Physically disabled people have a hard time in getting even their basic needs completed. They are heavily dependent on a caregiver for help. Disabled people with weak motor skills don’t have any independence in doing their daily activities. There is a lot of scope for technology to assist them in having better lives, but so far little progress has been made.

As of 2011, there were 26 million disabled people in India, out of which 18 million were in rural India. Anybody can be affected by disability irrespective of their race, nationality or gender. Other than the physical trauma that comes with disability, there is also psychological trauma that is caused to the disabled person having to completely depend on a caregiver for every small thing. This often leads to depression in the disabled person.

Caregivers are also under immense pressure to ensure that all the needs of the disabled person are met. They are responsible for assisting the disabled in performing routine activities such as eating, bathing, changing clothes, changing their posture and moving from one location. Giving the power to the disabled person to control some amount of their activities makes them happier and also decreases the pressure on the caregiver.

At the 2015 BioAsia Devthon, B.H.V Manikanta Swamy, Vijaya Bhaskar and Sharath Chandra teamed up to create an interesting prototype that was declared the winner of the event.

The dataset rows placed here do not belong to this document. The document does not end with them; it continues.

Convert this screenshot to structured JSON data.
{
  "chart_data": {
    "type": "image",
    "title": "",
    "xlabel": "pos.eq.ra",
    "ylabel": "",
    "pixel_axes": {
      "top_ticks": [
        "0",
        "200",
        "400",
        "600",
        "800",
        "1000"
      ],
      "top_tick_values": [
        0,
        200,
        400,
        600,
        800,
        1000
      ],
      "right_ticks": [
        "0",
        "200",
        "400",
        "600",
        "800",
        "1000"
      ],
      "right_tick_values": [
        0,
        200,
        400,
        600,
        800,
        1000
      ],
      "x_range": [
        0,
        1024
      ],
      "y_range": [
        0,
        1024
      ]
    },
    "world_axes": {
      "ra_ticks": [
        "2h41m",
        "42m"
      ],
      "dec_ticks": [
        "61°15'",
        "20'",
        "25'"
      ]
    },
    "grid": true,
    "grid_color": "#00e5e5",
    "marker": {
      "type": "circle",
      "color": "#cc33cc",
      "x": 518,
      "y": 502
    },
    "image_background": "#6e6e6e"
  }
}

  • They idea was to create a cost-effective device that could help disabled people manage their food without help from a caregiver. There were already competing products in the market, but they were quite expensive and out of reach for those who needed it most.
  • The primary users of this product were those suffering from high-level spinal cord injuries, cerebral palsy, and muscular diseases. Including those afflicted with cerebral palsy who cannot move their arms and hands. Their upper limbs are not fully functional but their feet were absolutely normal.
  • The first prototype was a manually operated mechanical device that can be operated using the feet only. The device works similar to that of a robotic arm. There are five movements that it is capable of executing: flexion, extension, abduction, adduction and rotation.
  • They used a DC geared motors along with some electronics components for power supply and supporting hardware material. They also added several features to perfect the product even further. The food container can now rotate so that food can be mixed easily. It can also collect the food from any place of the bowl and the table’s height can be adjusted.

The Indian market for disability and assisting devices and technologies is pegged at Rs 4,500 crores. This feeding device prototype has numerous possibilities for improvement. The robotic controls which it uses can be improved to a higher level of precision. It could also be connected with a mobile phone which could become the one stop control centre for the device. Also cameras could be used to calculate the distance and relay the information to the robotic arms.

“Technology should be like oxygen, ubiquitous, necessary, and invisible.” — Chris Lehmann

This device also has possibilities to be tied to connected technology using the Internet of Things. So that a person can use voice commands to start the movement of the feeder without any physical contact itself. It can also be connected to a number of other devices so that even without the presence of a caregiver, a disabled person can manage all their food consumption on time.

The self feeding feeder will spark off a lot of different ideas to create products that will empower disabled people without motor skills. Thus empowering them to get their needs completed without any physical or psychological strain. The end goal will always remain to ensure that technology becomes a partner in the day to day activities of a disabled person without being obtrusive.